可一看到她滿足乖靜的樣子,聯想到她這些天艱難的付出,卻又不舍得。
好是盧夜華汲著汲著就睡著了,謝傅生怕把她驚醒,小心翼翼的把她放下。
松了口氣,笑道“你再不睡,我的血可要被你喝干了。”
也不給盧夜華療傷了,人先緩一下,坐下盤腿運氣調息,也好讓盧夜華再睡熟一點。
化天地之氣為己用,經脈猶如樹木汲水,這大概就是仙人可以不吃不喝的原因吧。
時間無聲流逝,謝傅感覺人有點熱,睜開眼睛,這時陽光已經很強烈,太陽高懸偏西,差不多未時左右。
想著趕緊尋找有水源的地方再做調整。
接下來是而惡風之地,風大恐怖比沙塵暴還要駭人,礫石塵土與颶風融為一體,在風速卷動之下,任何脆弱的東西進入其中很快就會被一片片撕成渣渣,這個地方也沒有任何生物。
武道中人有護體真氣,這些對對武道中人還造成不了威脅,可怕的是這大風之中似乎隱藏著某種惡物,能夠侵襲腐蝕人體。
身體一旦接觸就被沾上并迅速蔓延,一名修為較低的道門弟子便在刺地中招,幸得許格當機立斷將其手臂斬下,才保住一命。
風力巨大不可怕,可怕的是風暴中搞不清楚能夠威脅他們性命的惡物,所以他們才將此地取名為惡風之地,而非風暴之地。
他們能夠輕易經過惡風之地,全靠菩薩所贈裟衣庇護。
謝傅將裟衣湊作一件,將盧夜華裹的嚴嚴實實,背起盧夜華踏上啟程。
至于他自己打算憑著神之軀硬抗抵擋,事情從來就沒有周全的時候,關鍵時候總要有人做出犧牲,就像這些年盧夜華所做的一切。
剛剛靠近惡風之地,謝傅就感覺勁風拂面,而前方遮天蔽日是一片陽光照射不進去的黑暗之地,那里有千百條風龍在肆虐大地。
隨著深入,眼前已經漆黑一片,而謝傅也感覺似有無數把刺刀在挖鑿他的身體,那是風暴中的礫石和塵土,在高速之下,每一顆有棱有角的礫石都不亞于尖銳的刀鋒。
謝傅擁有神之軀,體軀堅硬無比,倒不懼這些外力殺傷,他擔心的是自己的神之軀能不能夠抵擋那些惡物的侵襲。
畢竟身上沒有裟衣的他在風暴中就是這些惡物的活靶子。
待覺身體沒有絲毫異狀,行動如常,謝傅心中欣喜,腳下發力迎風前行。
行了一半,盧夜華突然做噩夢一般的驚醒過來“女婿”想來周遭動靜太大,將熟睡的她吵醒。
“岳母大人。”
聽見他的聲音,盧夜華搭在他肩膀上的雙手就緊緊摟住他的脖子,似乎害怕失去他一樣。
再見周圍漆黑無光,滿是猙獰鬼叫,盧夜華問道“這是黃泉路上嗎”
謝傅笑道“我們現在在惡風之地。

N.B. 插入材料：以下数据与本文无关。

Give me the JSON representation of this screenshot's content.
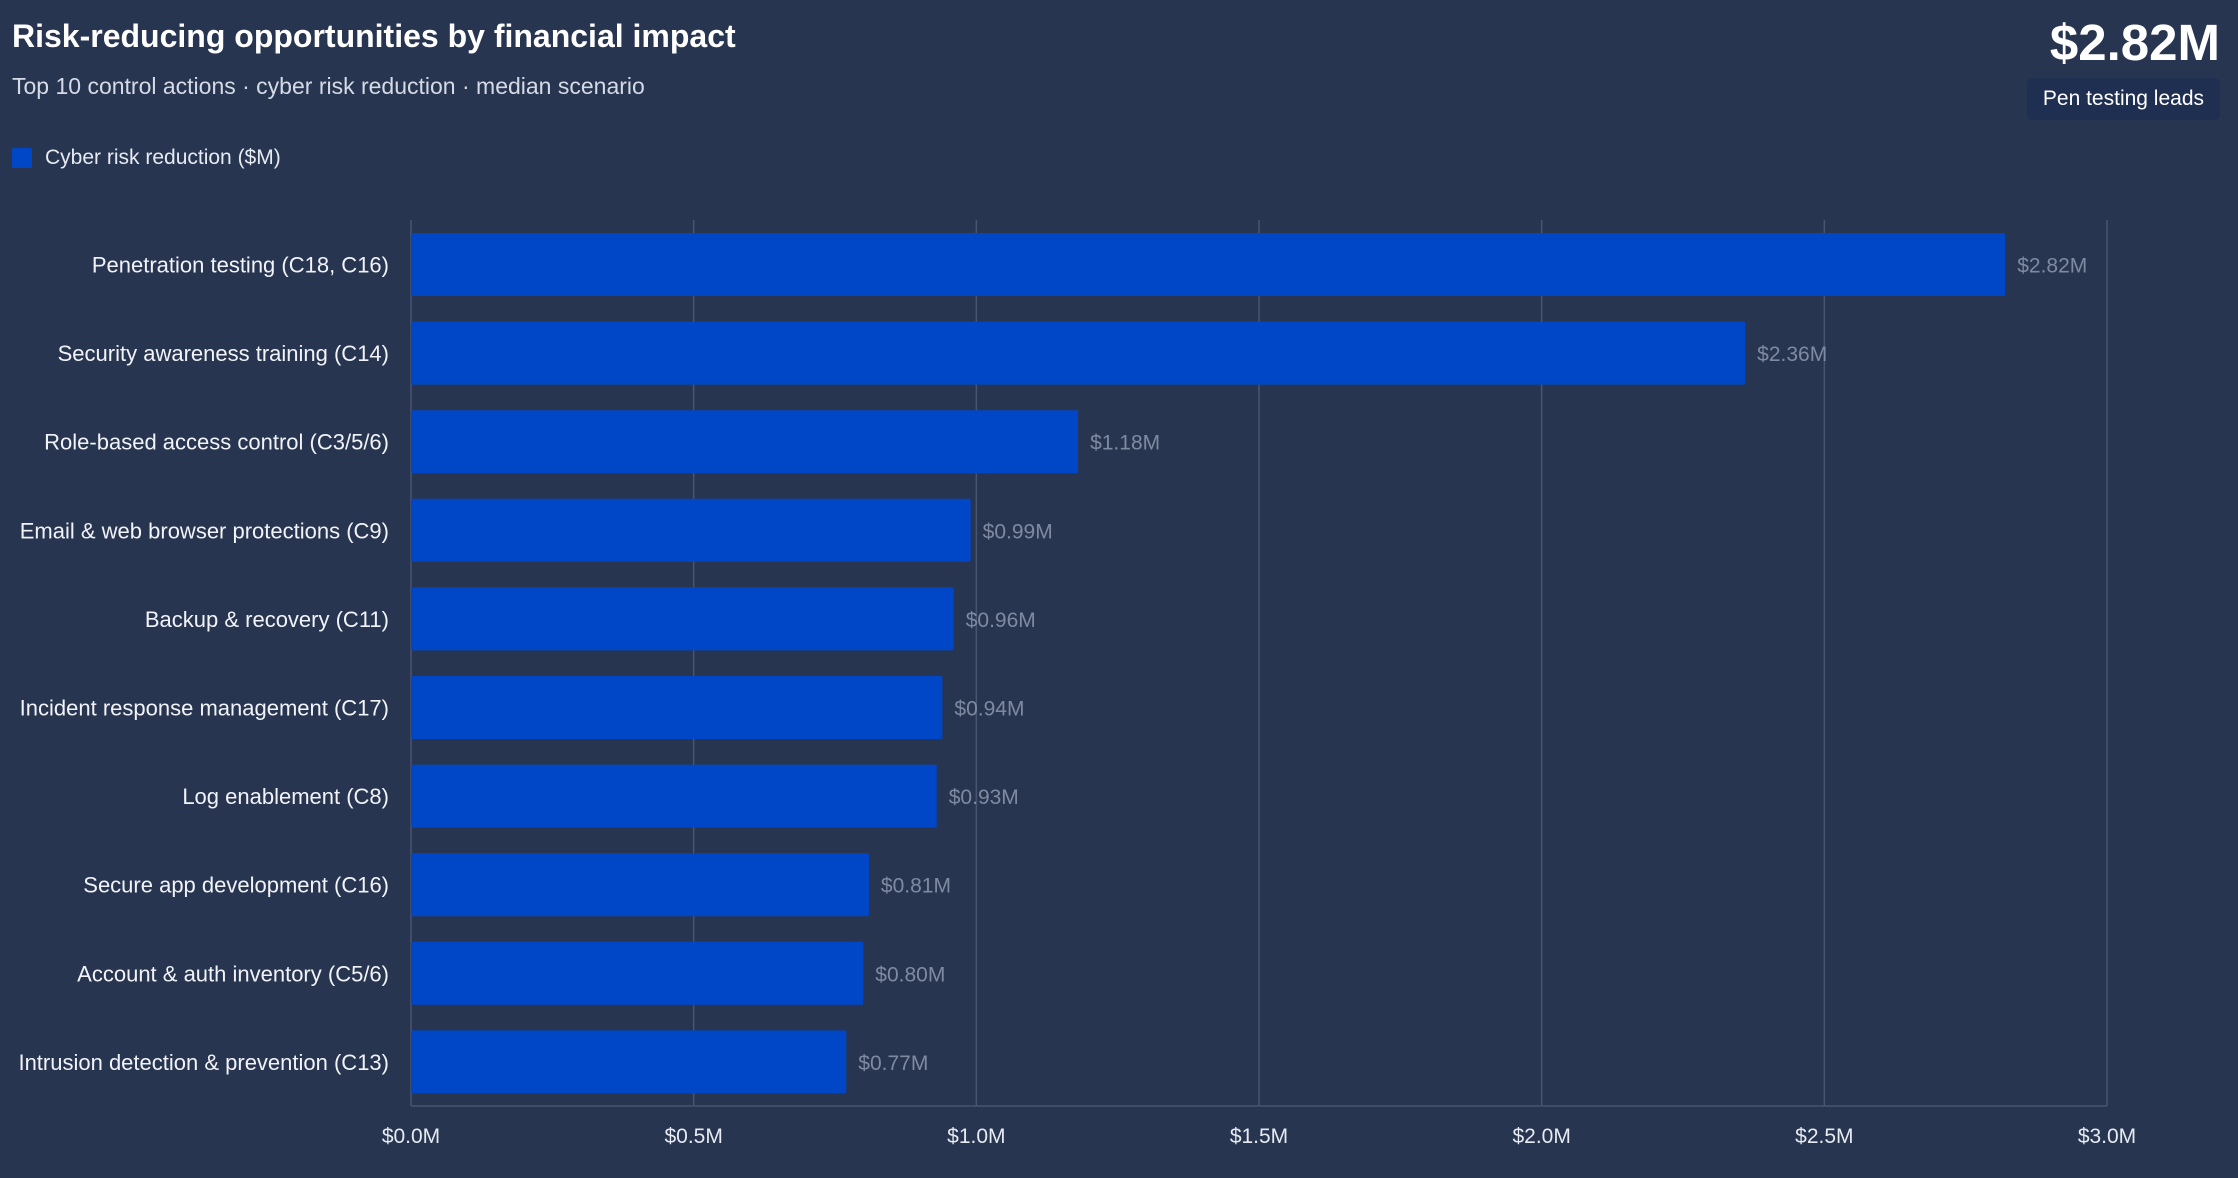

”
這種地方本來就是生命難容的極惡之地,早些時候他們也穿越此地到達大荒山,這么說盧夜華就懂了。
“不是黃泉路上嗎”
盧夜華聲音中有欣喜,不知道為何卻又有幾分惋惜。
謝傅哈哈笑道“放心,要進黃泉路,還要問小婿同不同意。”
盧夜華心中暗忖,閻羅王要你的命,也要問我同不同意。
再次感受到謝傅活生生的在她面前,這種感覺真的太好了,歡喜得讓人要暈眩過去,卻又不舍得暈眩過去,生怕遺漏這一瞬一息的喜悅。
她背了冰冷僵硬的尸體許久,忍不住要好好感受這活生生的軀體,雙手忍不住在謝傅身上捏捏摸摸,感受那溫暖感受那有生命的柔和。
謝傅大概也能感受到她的心情,如果此刻他的父母活生生出現在他的面前,他肯定會高興得瘋癲起來,岳母大人已經很克制了。
“岳母大人,我無恙。”
盧夜華突然驚呼起來“啊”
謝傅以為她受到惡物侵蝕也緊張起來,立即停下問道“岳母大人,你怎么了”
“你沒穿裟衣”
還以為什么事,把他嚇了一跳,謝傅繼續前行,嘴上淡道“沒事。”
“你快穿上。”盧夜華似看到孩子受凍,忙不迭的要脫下身上衣服給孩子披上。
這一回謝傅是真真被她給嚇到了,忙停下阻止。